Activists will, I think, come to realize that they have to get into the mess of a complex society if they want to accomplish anything. They will have to choose fights and make compromises---and prudently refuse to make compromises, too, and know the consequences and take them anyway. It will no longer seem natural to address all petitions to Party Secretaries and heads of foreign corporations. But it will be tough as hell to find out who to address a petition to at all---like it is in any other country.

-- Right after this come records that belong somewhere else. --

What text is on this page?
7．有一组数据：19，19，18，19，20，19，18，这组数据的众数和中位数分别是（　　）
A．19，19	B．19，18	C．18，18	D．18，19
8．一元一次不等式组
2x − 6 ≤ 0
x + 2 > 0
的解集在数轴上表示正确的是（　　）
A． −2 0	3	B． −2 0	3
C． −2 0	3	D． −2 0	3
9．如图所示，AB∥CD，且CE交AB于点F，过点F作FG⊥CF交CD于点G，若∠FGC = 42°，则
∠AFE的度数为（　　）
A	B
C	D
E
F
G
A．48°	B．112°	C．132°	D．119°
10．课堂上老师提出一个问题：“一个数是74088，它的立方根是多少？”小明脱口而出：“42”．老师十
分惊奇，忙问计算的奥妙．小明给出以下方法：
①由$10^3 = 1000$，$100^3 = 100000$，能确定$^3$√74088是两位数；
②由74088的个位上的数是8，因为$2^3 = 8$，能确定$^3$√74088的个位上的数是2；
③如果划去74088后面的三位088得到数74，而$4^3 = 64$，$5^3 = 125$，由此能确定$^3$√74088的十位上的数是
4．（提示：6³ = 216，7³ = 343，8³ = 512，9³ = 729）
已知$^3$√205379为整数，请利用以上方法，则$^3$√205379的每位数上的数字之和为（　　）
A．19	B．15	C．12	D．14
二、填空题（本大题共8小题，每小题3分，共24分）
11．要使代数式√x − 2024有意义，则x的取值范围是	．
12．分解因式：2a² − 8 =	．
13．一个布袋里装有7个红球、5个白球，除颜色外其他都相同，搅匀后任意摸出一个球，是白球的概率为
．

This experience will matter the most, probably, for the Chinese people---though it will take a while for it to really matter. At present--to generalize grossly--young people, particularly those of the middle class, who have largely put aside their politics (or hidden their politics in private conversations) for "concrete" things like jobs and a new-found pride in a rising nation, are feeling hurt. Fine. Maybe they've been criticized unfairly too often over the years. But sometime, when things have settled down, they will have to mull over what exactly it is that the world is so upset over.
Most pressing in the list of things to be mulled:
I. While it may be fine to criticize the Western media for its biases, why are Chinese people still served by a media that took ages to even acknowledge protests abroad, which acted as if the protests / riots of March 14 were the beginning and end of the Tibetan uprising (and that Han and Hui were the only victims), and which has shown about as much reflection---with some important exceptions (such as Chang Ping's and He Yanguang's posts, though neither of these are directly connected to the journalists' respective papers)---as the announcements on the web page of the Chinese Embassy in Washington?
II. And what does it mean to occupy a people? Historical arguments and developmentalist rhetoric aside, do Tibetans seem thrilled to be ruled by the People's Armed Police and tour buses and railroads and policies for settling nomads? And if not, what does that mean for a young person with morals living in Beijing?
III. Finally, who really represents China? For a couple decades, the country's focus has been on its cities, which have rushed ahead at an earth-shaking pace. But far off, portions of Tibet and Xinjiang are run like military garrisons. And people there don't want to be a part of China, at least many of them don't. And closer in, farmers are fighting pitched battles with land grabbing officials, while the prices of feed and oil are undercutting the benefits (for farmers) of rising food prices. Where are these people in the country's national self-image?
Sometimes, China, the massive country, seems a lot like Washington, DC, the powerful mini-city: sharp class divides, a polished exterior, and a defensiveness about taking the "insider" path. But in both places there are unpredictable currents that can change what is "normal" and upset the "status quo" while no one is looking. For good and for bad.
Right now, China might be most similar to America right after 9/11---proud and hurt and ordering "freedom fries" (the French, interestingly, being the targets in both cases). But I think---or hope---that things will change.
And I hope that the world will be engaged with China in a way that will allow it to be a part of those changes, not just cheering or booing from the sidelines.